# E- can attract e- ?

1. Dec 18, 2015

### brian.green

A charged particle have electrostatic field but this field is vectorial.
Is it like a bar magnet N and S pole? The head of a vector and a tail of an other attract each others?
A proton also have this vectorial force but p+ attract e- particles from any direction arround itself.

2. Dec 18, 2015

### blue_leaf77

Electrons can attract or repel each other when they are in a relative motion, but this is due to the magnetic force.
Bar magnet is a magnetic dipole, while a point charge is electric monopole, so they are different.

3. Dec 18, 2015

### brian.green

Point charge is monopol? But electric field is vectorial, perpendicular to the magnetic field vector. I cannot understand, electric field of an e- for example is monopol or vectorial? Vectorial doesn't mean dipole?
Wikipedia says: "It is also possible that the electron has an electric dipole moment, although this has not yet been observed (see electron electric dipole moment for more information)."

Last edited: Dec 18, 2015
4. Dec 18, 2015

### Staff: Mentor

The electric field of an electron at rest is described by vectors pointing radially inwards, directly towards the electron, from all directions. That's a monpole field.

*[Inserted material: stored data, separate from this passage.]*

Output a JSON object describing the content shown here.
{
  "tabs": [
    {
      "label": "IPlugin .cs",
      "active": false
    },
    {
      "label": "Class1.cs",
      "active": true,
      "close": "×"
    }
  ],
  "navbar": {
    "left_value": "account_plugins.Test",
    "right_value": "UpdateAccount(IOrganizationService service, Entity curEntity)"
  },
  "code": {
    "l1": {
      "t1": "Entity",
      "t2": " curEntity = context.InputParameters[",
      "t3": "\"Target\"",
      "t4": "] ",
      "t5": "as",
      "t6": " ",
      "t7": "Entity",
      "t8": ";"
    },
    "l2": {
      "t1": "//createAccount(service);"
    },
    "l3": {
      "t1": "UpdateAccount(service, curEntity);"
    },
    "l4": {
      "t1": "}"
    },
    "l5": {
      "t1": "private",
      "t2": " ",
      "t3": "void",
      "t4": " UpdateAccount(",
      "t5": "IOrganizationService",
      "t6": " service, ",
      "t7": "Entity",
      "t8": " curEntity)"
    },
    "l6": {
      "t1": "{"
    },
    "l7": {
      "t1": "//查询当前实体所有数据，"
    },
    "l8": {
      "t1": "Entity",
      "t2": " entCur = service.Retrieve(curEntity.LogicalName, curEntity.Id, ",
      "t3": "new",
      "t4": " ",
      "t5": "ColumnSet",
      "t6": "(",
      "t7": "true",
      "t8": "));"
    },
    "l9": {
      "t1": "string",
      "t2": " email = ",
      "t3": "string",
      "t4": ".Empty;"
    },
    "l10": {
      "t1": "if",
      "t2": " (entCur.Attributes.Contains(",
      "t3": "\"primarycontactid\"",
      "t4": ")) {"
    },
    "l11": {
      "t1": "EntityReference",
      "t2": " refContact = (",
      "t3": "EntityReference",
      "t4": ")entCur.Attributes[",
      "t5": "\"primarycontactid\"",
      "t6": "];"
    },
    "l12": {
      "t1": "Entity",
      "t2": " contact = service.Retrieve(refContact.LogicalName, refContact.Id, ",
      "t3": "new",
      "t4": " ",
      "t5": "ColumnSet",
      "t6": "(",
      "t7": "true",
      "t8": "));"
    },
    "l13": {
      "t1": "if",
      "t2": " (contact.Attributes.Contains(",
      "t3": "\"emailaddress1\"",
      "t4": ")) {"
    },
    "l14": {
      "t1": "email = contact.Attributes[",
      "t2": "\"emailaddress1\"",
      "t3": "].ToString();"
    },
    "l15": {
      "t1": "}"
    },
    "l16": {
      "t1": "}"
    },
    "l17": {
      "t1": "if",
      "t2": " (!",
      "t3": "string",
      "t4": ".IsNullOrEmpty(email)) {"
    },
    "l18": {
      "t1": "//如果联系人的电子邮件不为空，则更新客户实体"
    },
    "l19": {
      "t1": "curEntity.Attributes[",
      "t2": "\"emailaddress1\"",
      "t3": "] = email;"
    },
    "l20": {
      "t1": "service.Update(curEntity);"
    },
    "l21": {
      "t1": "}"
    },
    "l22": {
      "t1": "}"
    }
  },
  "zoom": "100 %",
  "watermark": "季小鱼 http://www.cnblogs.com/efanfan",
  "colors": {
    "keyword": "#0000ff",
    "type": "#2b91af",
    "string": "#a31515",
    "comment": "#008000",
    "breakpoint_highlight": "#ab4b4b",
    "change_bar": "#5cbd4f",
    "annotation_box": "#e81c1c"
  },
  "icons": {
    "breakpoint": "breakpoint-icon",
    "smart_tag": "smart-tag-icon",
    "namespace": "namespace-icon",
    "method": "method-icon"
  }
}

"Vectorial" does not mean "dipole" - dipole fields are a kind of vector field, as are monopole fields (and many others).

5. Dec 18, 2015

### Staff: Mentor

It is both.
Correct.

(added: Nugatory beat me to it!)

6. Dec 18, 2015

### brian.green

At rest e- has only those many-many electric field vectors and no magnetic field at all? But what about the spin which produce magnetic field?
And when an e- is flowing it is alligned to the positive (less negative) direction and has a "head" and a "tail" and a perpendicular dipole magnetic field. At rest it has many-many vectors as you said; which one going to be the "head" when it start to flow and why that one? Is it up to the spin vector?

Last edited: Dec 18, 2015
7. Dec 19, 2015

### Staff: Mentor

When the electron is at rest, the only magnetic field it has is the tiny one produced by its tiny magnetic moment (which is the same whether the electron is moving or not). In most problems we can ignore this because it is so small.